Complementing and Critiquing Gender Performativity
Velika Nespor
March 5, 2010
This week, Judith Butler came to Penn to talk about what she refers to as “gender performitivity” and the way in which said performitivity makes life unlivable. She stated that not only are gender norms totally entrenched in our daily thought processes but that thinking in general is a means of co-habitation. Because the way that each person thinks is based on how all other individuals think, we should be more sensitive to how gender norms make life unlivable for some, because if one person suffers, all people suffer. She says that there is hope of changing the way that we view social norms, stating cases of general rebellion, such as a case of migrant workers’ singing the national anthem in Spanish. In their singing of the national anthem in Spanish, an act which technically they could have been arrested for, these undocumented laborers endowed themselves with a pre-legal right. In fact, according to Butler, that is where rights originate, in expressions of freedom.

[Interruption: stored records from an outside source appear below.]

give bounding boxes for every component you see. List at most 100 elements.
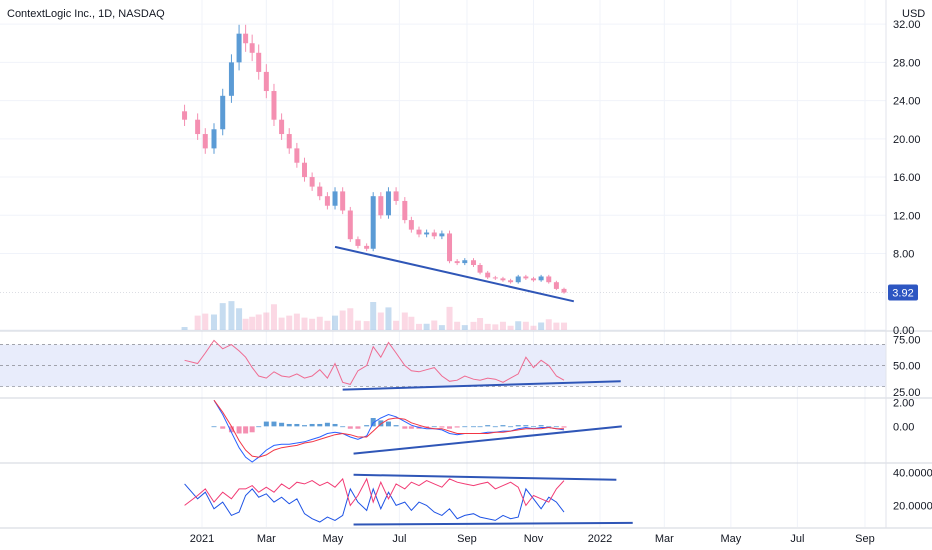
price-tick-label: 20.00 [893,134,921,146]
rsi-band-group [0,344,886,387]
price-candle [477,265,483,273]
macd-histogram-bar [424,426,430,428]
macd-trendline[interactable] [353,425,622,455]
volume-bar [263,312,270,330]
macd-signal-line [213,399,564,458]
price-candle [286,134,292,149]
macd-histogram-bar [402,426,408,429]
price-candle [347,210,353,240]
volume-bar [363,321,370,330]
volume-bar [477,318,484,330]
price-candle [508,280,514,283]
price-candle [439,233,445,237]
price-tick-label: 24.00 [893,96,921,108]
volume-bar [438,325,445,330]
price-candle [195,119,201,135]
price-candle [424,232,430,235]
rsi-line [184,339,565,385]
rsi-trendline[interactable] [342,380,621,391]
volume-bar [210,314,217,330]
volume-bar [249,316,256,330]
x-tick-label: Nov [524,533,544,545]
volume-bar [499,321,506,330]
macd-histogram-bar [462,426,468,428]
volume-bar [538,322,545,330]
volume-bar [492,324,499,330]
macd-tick-label: 0.00 [893,421,914,433]
price-candle [523,276,529,279]
macd-histogram-bar [393,425,399,427]
dmi-upper-trendline[interactable] [353,473,617,481]
volume-bar [431,320,438,330]
macd-line [213,399,565,463]
volume-bar [309,318,316,330]
trendlines[interactable] [334,245,633,526]
chart-series [182,24,567,523]
price-candle [500,278,506,281]
last-price-badge [888,284,918,301]
volume-bar [385,307,392,330]
volume-bar [316,316,323,330]
dmi-lower-trendline[interactable] [353,521,633,526]
macd-histogram-bar [211,426,217,428]
macd-histogram-bar [340,426,346,428]
macd-histogram-bar [538,425,544,427]
time-axis[interactable]: 2021 Mar May Jul Sep Nov 2022 Mar May Jul Sep [190,533,875,545]
macd-histogram-bar [508,426,514,428]
price-candle [408,220,414,230]
price-candle [492,277,498,279]
macd-histogram-bar [309,423,315,427]
macd-histogram-bar [301,425,307,427]
price-candle [553,282,559,289]
price-candle [279,119,285,135]
x-tick-label: Sep [855,533,875,545]
volume-bar [393,320,400,330]
macd-histogram-bar [249,426,255,433]
macd-histogram-bar [553,426,559,428]
price-tick-label: 16.00 [893,172,921,184]
price-candle [301,162,307,178]
price-trendline[interactable] [334,245,575,303]
volume-bar [408,316,415,330]
volume-bar [347,308,354,330]
macd-histogram-bar [294,423,300,427]
volume-bar [553,322,560,330]
price-candle [471,260,477,265]
macd-histogram-bar [370,418,376,427]
volume-bar [522,321,529,330]
volume-bar [255,314,262,330]
macd-histogram-bar [454,426,460,428]
x-tick-label: 2021 [190,533,214,545]
price-candle [515,276,521,283]
currency-label: USD [902,8,925,20]
price-candle [249,43,255,53]
x-tick-label: May [322,533,343,545]
price-candle [538,276,544,281]
volume-bar [507,325,514,330]
volume-bar [236,308,243,330]
volume-bar [423,323,430,330]
x-tick-label: Sep [457,533,477,545]
price-tick-label: 8.00 [893,249,914,261]
volume-bar [415,323,422,330]
x-tick-label: 2022 [588,533,612,545]
price-candle [202,134,208,149]
price-candle [332,191,338,206]
price-axis[interactable]: 32.0028.0024.0020.0016.0012.008.000.0075… [888,19,932,512]
macd-histogram-bar [408,426,414,429]
price-candle [211,129,217,149]
rsi-tick-label: 50.00 [893,361,921,373]
price-candle [561,288,567,293]
last-price-label: 3.92 [892,288,913,300]
volume-bar [377,312,384,330]
volume-bar [339,310,346,330]
pane-dividers[interactable] [0,0,932,529]
price-candle [220,95,226,130]
macd-histogram-bar [523,425,529,427]
price-candle [355,239,361,246]
volume-bars [181,301,568,330]
x-tick-label: May [720,533,741,545]
volume-bar [301,317,308,330]
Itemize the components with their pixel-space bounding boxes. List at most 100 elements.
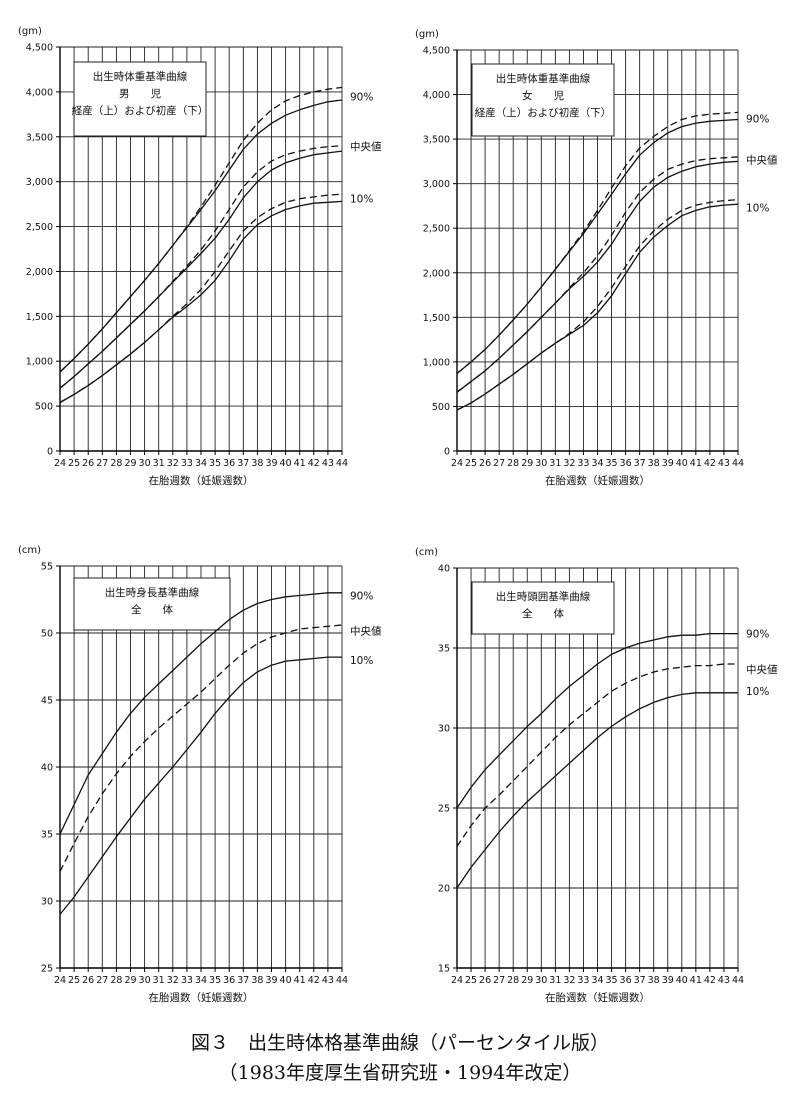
x-tick-label: 40 — [280, 975, 292, 986]
series-line-1 — [456, 632, 738, 809]
x-tick-label: 44 — [732, 975, 744, 986]
series-line-2 — [59, 99, 343, 373]
y-tick-label: 15 — [438, 964, 450, 975]
x-tick-label: 29 — [521, 458, 533, 469]
x-tick-label: 33 — [181, 458, 193, 469]
x-tick-label: 30 — [535, 975, 547, 986]
y-tick-label: 55 — [41, 562, 53, 573]
x-tick-label: 38 — [648, 458, 660, 469]
x-tick-label: 30 — [139, 458, 151, 469]
x-tick-label: 32 — [563, 458, 575, 469]
x-tick-label: 40 — [280, 458, 292, 469]
y-unit-label: (gm) — [415, 29, 439, 40]
x-axis-label: 在胎週数（妊娠週数） — [545, 991, 650, 1004]
x-axis-label: 在胎週数（妊娠週数） — [545, 474, 650, 487]
series-line-2 — [456, 118, 739, 375]
x-tick-label: 26 — [82, 458, 94, 469]
x-tick-label: 42 — [704, 975, 716, 986]
x-tick-label: 32 — [167, 458, 179, 469]
x-tick-label: 37 — [634, 458, 646, 469]
x-tick-label: 27 — [96, 975, 108, 986]
curve-label: 90% — [746, 114, 769, 126]
x-tick-label: 34 — [591, 458, 603, 469]
x-tick-label: 41 — [690, 458, 702, 469]
x-tick-label: 27 — [96, 458, 108, 469]
y-tick-label: 4,500 — [26, 43, 53, 54]
y-tick-label: 3,500 — [26, 132, 53, 143]
x-tick-label: 35 — [606, 975, 618, 986]
x-tick-label: 25 — [68, 458, 80, 469]
chart-title-line: 出生時体重基準曲線 — [496, 72, 591, 85]
x-tick-label: 44 — [336, 975, 348, 986]
x-tick-label: 40 — [676, 975, 688, 986]
chart-1: 0 500 1,000 1,500 2,000 2,500 3,000 3,500 4,000 4… — [18, 26, 382, 487]
series-line-2 — [59, 624, 343, 872]
x-tick-label: 26 — [82, 975, 94, 986]
x-tick-label: 33 — [577, 458, 589, 469]
y-tick-label: 4,000 — [423, 90, 450, 101]
x-tick-label: 31 — [153, 458, 165, 469]
x-tick-label: 30 — [139, 975, 151, 986]
x-tick-label: 35 — [606, 458, 618, 469]
x-tick-label: 43 — [322, 458, 334, 469]
x-tick-label: 30 — [535, 458, 547, 469]
y-tick-label: 40 — [41, 763, 53, 774]
y-tick-label: 3,500 — [423, 135, 450, 146]
curve-label: 90% — [746, 629, 769, 641]
x-tick-label: 42 — [308, 458, 320, 469]
y-tick-label: 500 — [432, 402, 450, 413]
chart-title-line: 全 体 — [522, 607, 564, 620]
x-tick-label: 31 — [153, 975, 165, 986]
y-tick-label: 45 — [41, 696, 53, 707]
x-tick-label: 39 — [662, 458, 674, 469]
y-unit-label: (cm) — [415, 547, 438, 558]
y-tick-label: 3,000 — [26, 177, 53, 188]
curve-label: 中央値 — [746, 663, 778, 676]
x-tick-label: 34 — [591, 975, 603, 986]
x-tick-label: 32 — [563, 975, 575, 986]
x-tick-label: 35 — [209, 975, 221, 986]
x-tick-label: 24 — [54, 975, 66, 986]
x-tick-label: 34 — [195, 975, 207, 986]
x-tick-label: 40 — [676, 458, 688, 469]
x-tick-label: 29 — [521, 975, 533, 986]
x-axis-label: 在胎週数（妊娠週数） — [149, 991, 254, 1004]
y-tick-label: 1,500 — [423, 313, 450, 324]
series-line-6 — [456, 203, 739, 411]
x-tick-label: 36 — [620, 458, 632, 469]
series-line-1 — [59, 592, 342, 835]
series-line-4 — [456, 160, 739, 393]
curve-label: 10% — [746, 686, 769, 698]
chart-title-line: 出生時頭囲基準曲線 — [496, 590, 591, 603]
chart-2: 0 500 1,000 1,500 2,000 2,500 3,000 3,500 4,000 4… — [415, 29, 778, 487]
y-tick-label: 2,000 — [423, 268, 450, 279]
series-line-3 — [59, 656, 342, 915]
x-tick-label: 36 — [223, 458, 235, 469]
x-tick-label: 26 — [479, 975, 491, 986]
chart-title-line: 経産（上）および初産（下） — [475, 106, 612, 119]
chart-title-box — [73, 577, 231, 631]
series-line-6 — [59, 200, 343, 404]
y-tick-label: 25 — [438, 804, 450, 815]
chart-title-box — [73, 61, 207, 137]
series-line-2 — [456, 663, 738, 847]
chart-title-line: 女 児 — [522, 89, 564, 102]
x-tick-label: 25 — [68, 975, 80, 986]
x-tick-label: 41 — [690, 975, 702, 986]
curve-label: 10% — [350, 194, 373, 206]
x-tick-label: 28 — [507, 975, 519, 986]
y-tick-label: 30 — [438, 724, 450, 735]
curve-label: 10% — [746, 203, 769, 215]
x-tick-label: 38 — [251, 458, 263, 469]
x-tick-label: 39 — [265, 975, 277, 986]
y-tick-label: 2,500 — [26, 222, 53, 233]
x-tick-label: 25 — [465, 975, 477, 986]
curve-label: 中央値 — [746, 154, 778, 167]
chart-title-line: 全 体 — [131, 603, 173, 616]
chart-title-box — [471, 581, 615, 635]
y-tick-label: 4,000 — [26, 87, 53, 98]
x-tick-label: 44 — [732, 458, 744, 469]
x-tick-label: 37 — [237, 458, 249, 469]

While I believe that Butler’s philosophy makes sense on a theoretical level, it is hard to see it as particularly pragmatic. For example, when I asked her about where anatomical differences come into play in her philosophy, she stated that biology too is entrenched in gender norms. I understand that our anatomy doesn’t necessarily define our sexual orientation or the way that we derive sexual pleasure on an individual level, but none-the-less, people have different sexual organs and I do not think that her speech adequately addressed that fact. She stated that what is natural is completely created by societal perspective, but I believe that there might be an element of the natural in our social perspectives. What is the origin of our gender norms? I do not pretend like I know where society comes up with them, and I wish that Butler would have made her answer to the question a little bit less opaque.